K-P may phase out PaRRSA by year end

Officials say summary sent to chief secretary; authority’s staff to be accommodated in PDMA wing


Sohail Khattak September 23, 2017
Officials say summary sent to chief secretary; authority’s staff to be accommodated in PDMA wing. PHOTO: EXPRESS

PESHAWAR: The Khyber-Pakhtunkhwa government has decided to phase-out the Provincial Reconstruction, Rehabilitation and Settlement Authority (PaRRSA) by the end of this year, shifting its employees to the reconstruction and rehabilitation wing of the Provincial Disaster Management Authority (PDMA).

In this regard, the K-P Relief, Rehabilitation and Settlement RR&S Department has moved a summary to the provincial chief secretary to phase out PaRRSA by the end of December.

Sources in the K-P government have said that the chief secretary’s office, after reviewing the summer, has sent it to the provincial Planning and Development (P&D) department for its comments.

Sources also say that by abolishing PaRRSA, the K-P government will lose a waiver on its schemes which have been exempted from seeking approval from the Central Development Working Party (CDWP) or Economic Committee of the National Economic Council (ECNEC).

“When PaRRSA was established under the previous government, the then prime minister Yousaf Raza Gilani gave it a waiver for executing schemes,” said an official while requesting not to be named.

“The schemes executed by PaRRSA do not need to seek approval from the CDWP, ECNEC regardless of their cost.”

In the tenth meeting of PaRRSA’s Provincial Steering Committee, held on August 1, the RR&S Department secretary had said that PaRRSA will be gradually phased out and that its task will be shifted to the Reconstruction and Rehabilitation wing of PDMA.

In the meeting— a copy of its minutes are available with The Express Tribune —the RR&S Secretary Ahmad Orakzai said that existing staff of PaRRSA would be given preference while filling the new posts in the Reconstruction and Rehabilitation wing of PDMA.

The government had already terminated the services of 23 PaRRSA staffers in January — the first step it took towards abolishing the authority. However, these officers were later reinstated on the directions of the Peshawar High Court. Currently, all the staffers have contracts which last till December.

The summery moved to the chief secretary would thus define the fate of the authority.
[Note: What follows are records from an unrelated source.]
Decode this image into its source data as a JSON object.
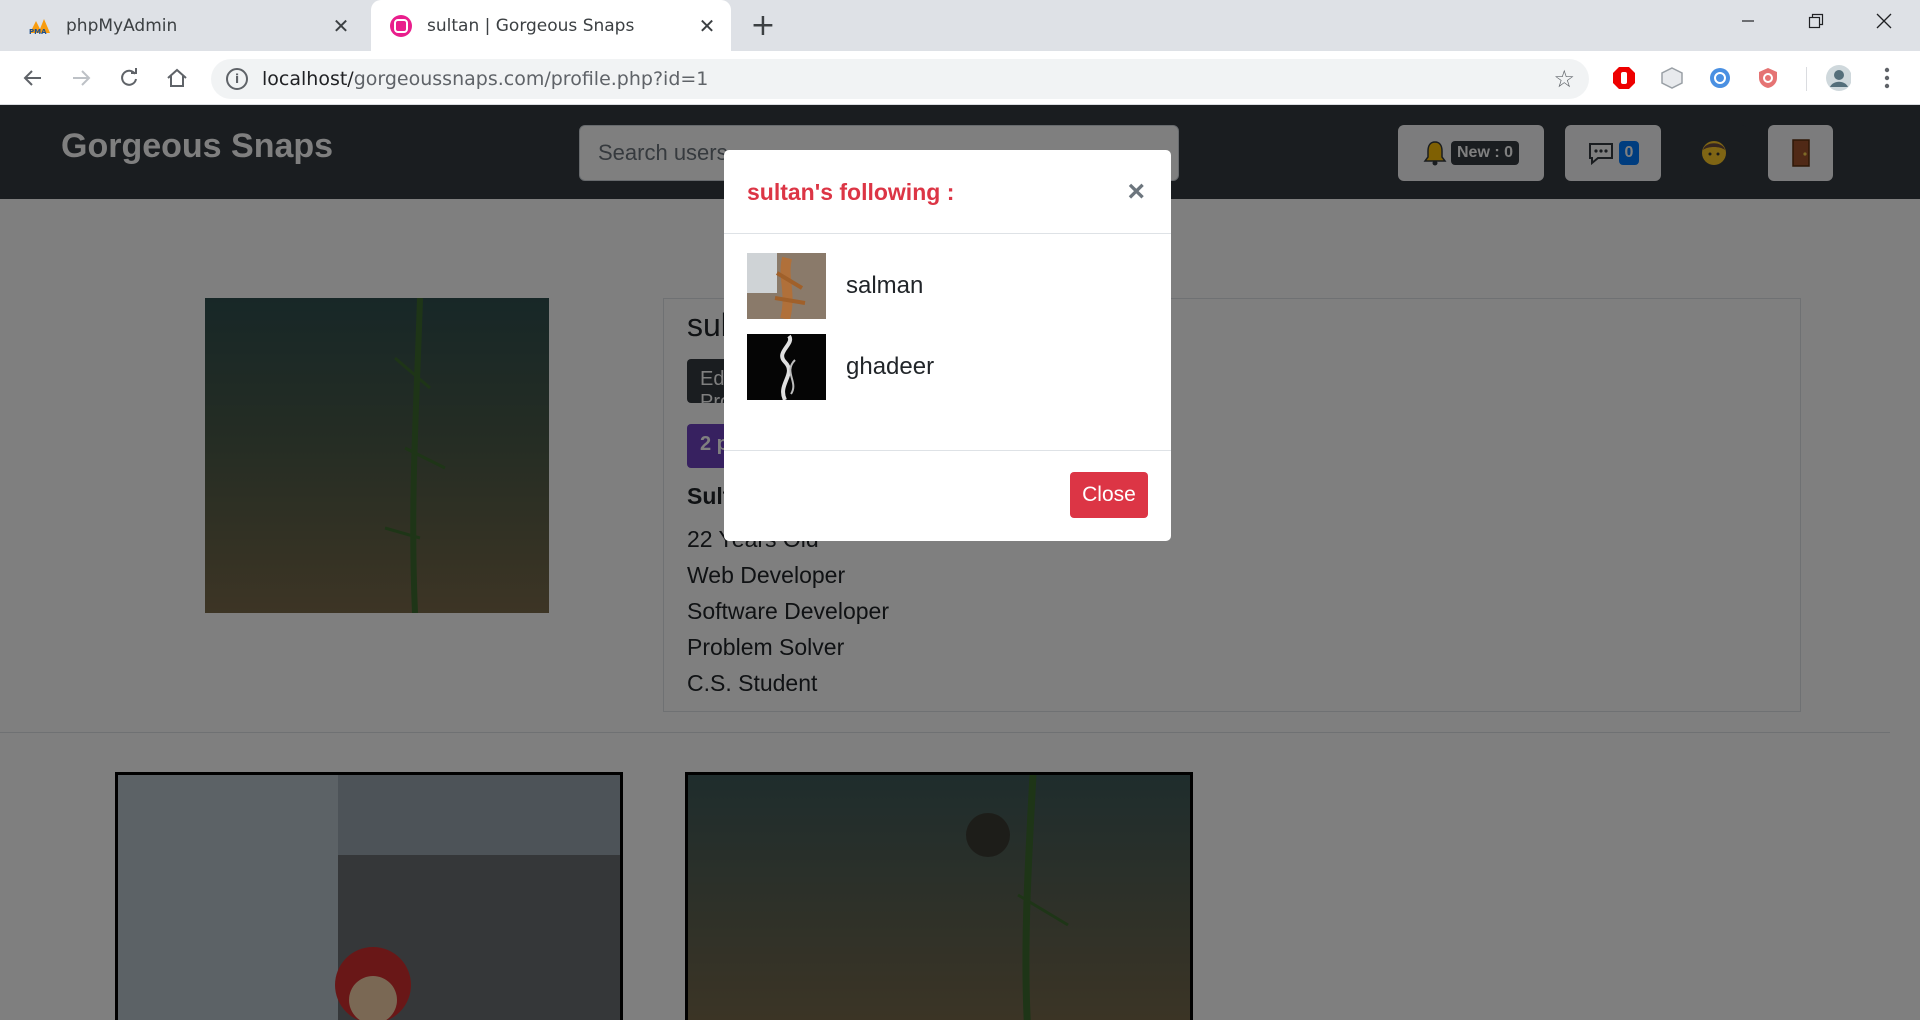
{
  "browser": {
    "tabs": [
      {
        "title": "phpMyAdmin",
        "favicon": "phpmyadmin-icon"
      },
      {
        "title": "sultan | Gorgeous Snaps",
        "favicon": "site-icon"
      }
    ],
    "url_host": "localhost/",
    "url_path": "gorgeoussnaps.com/profile.php?id=1"
  },
  "site": {
    "brand": "Gorgeous Snaps",
    "search_placeholder": "Search users",
    "notifications_label": "New : 0",
    "messages_count": "0"
  },
  "profile": {
    "name": "sultan",
    "edit_label": "Edit Profile",
    "posts_label": "2 posts",
    "full_name": "Sultan",
    "bio": [
      "22 Years Old",
      "Web Developer",
      "Software Developer",
      "Problem Solver",
      "C.S. Student"
    ]
  },
  "modal": {
    "title": "sultan's following :",
    "users": [
      "salman",
      "ghadeer"
    ],
    "close_label": "Close"
  },
  "colors": {
    "navbar": "#343a40",
    "danger": "#dc3545",
    "primary": "#007bff",
    "purple": "#6f42c1"
  }
}
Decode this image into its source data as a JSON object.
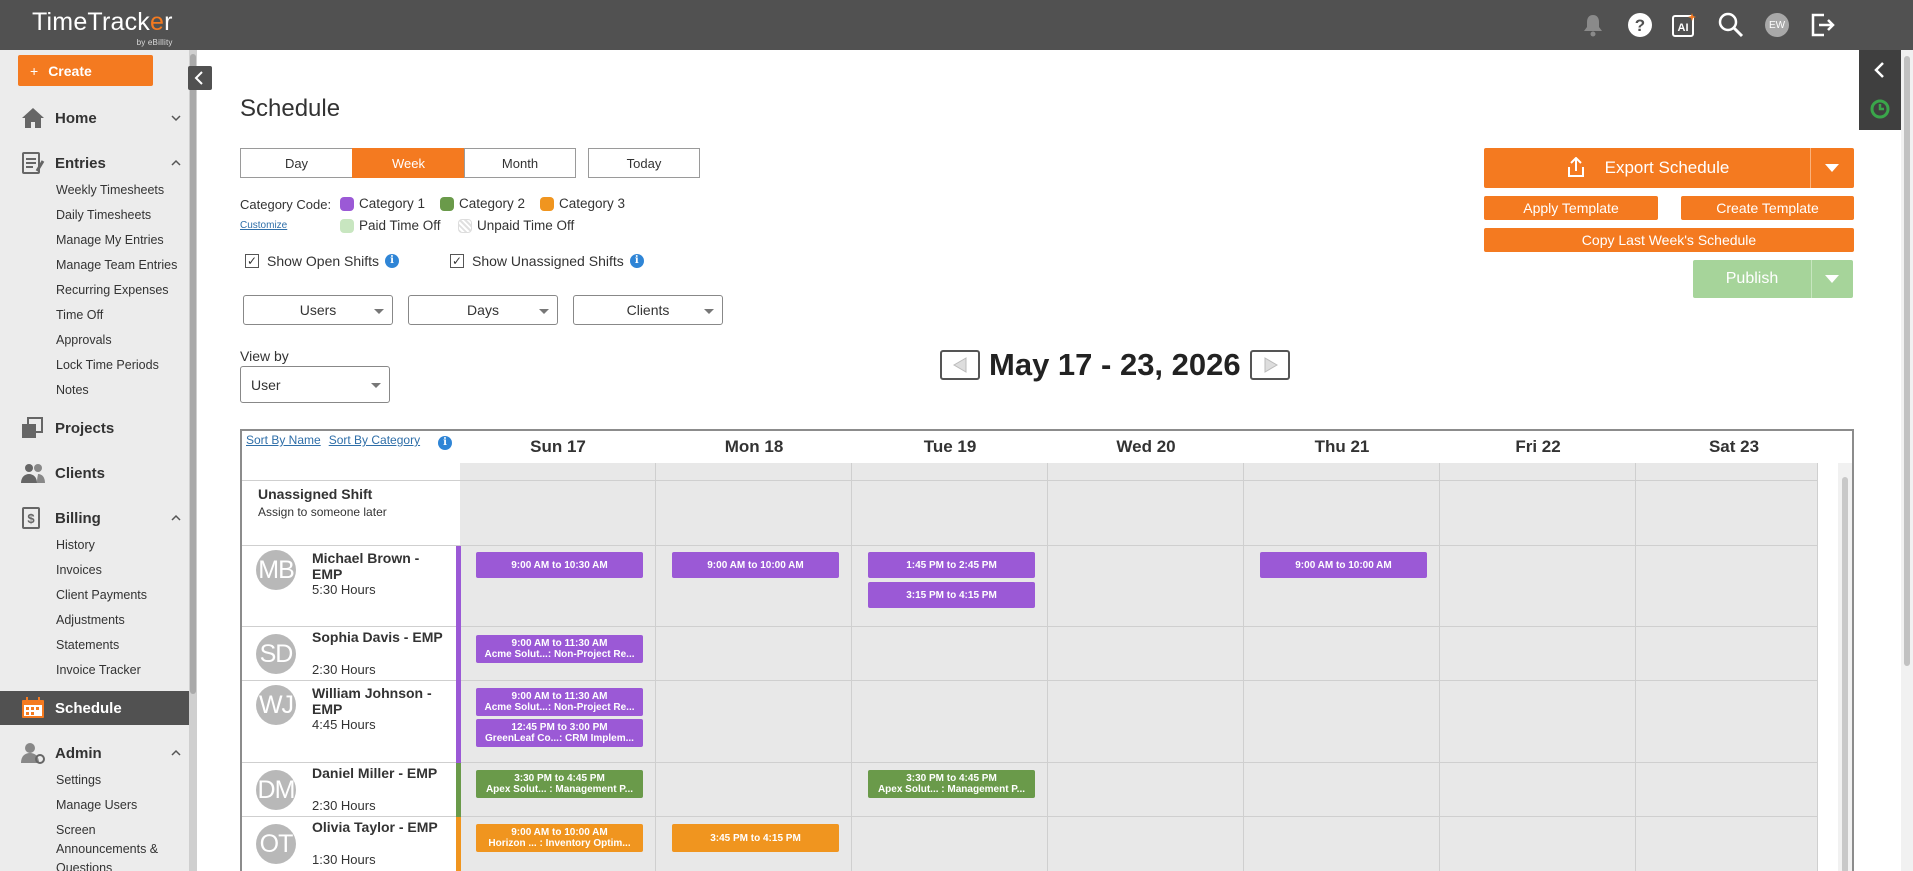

A senior official close the matter expressed his concerns over the process and told The Express Tribune that a team of K-P Finance and Establishment Department should study both the PDMA and the PaRRSA.

“If there are any shortcomings in PDMA, these can be filled via the truncated PaRRSA,” the official said.

Orakzai, when asked about the move, said that the “the quantum of work of PaRRSA has reduced now and in any case, it has to be phased out by December.”

He added that PaRRSA is a project, and projects are meant to work for a certain period only.

Orakzai explained that the authority had been established in 2009 to Malakand crisis and by 2015 it had completed most of its work.

During this time, the PDMA had developed its Reconstruction and Rehabilitation wing which would take up PaRRSA’s projects.

“We will seriously consider the competent staff members of PaRRSA in the R&R wing of PDMA,” Orakzai assured.

PaRRSA had been set up to rebuild and rehabilitate the militancy-hit Malakand division where infrastructure including schools, health facilities and other government buildings were destroyed in the war on terrorism. It was funded by the government and through foreign donors.

Its work was expanded to include infrastructure damaged in the 2011 floods as well.

Since it started work, it has rebuilt 111 schools and is working on constructing 73 schools which were damaged by militants.

In the health sector, the authority has rebuilt five basic health units while rehabilitating seven other health facilities, while providing furniture and equipment to 47 other health facilities.

Similarly, it is working on drinking water supply schemes in Swat and Buner where six projects have been completed and 17 are underway.

Published in The Express Tribune, September 23rd, 2017.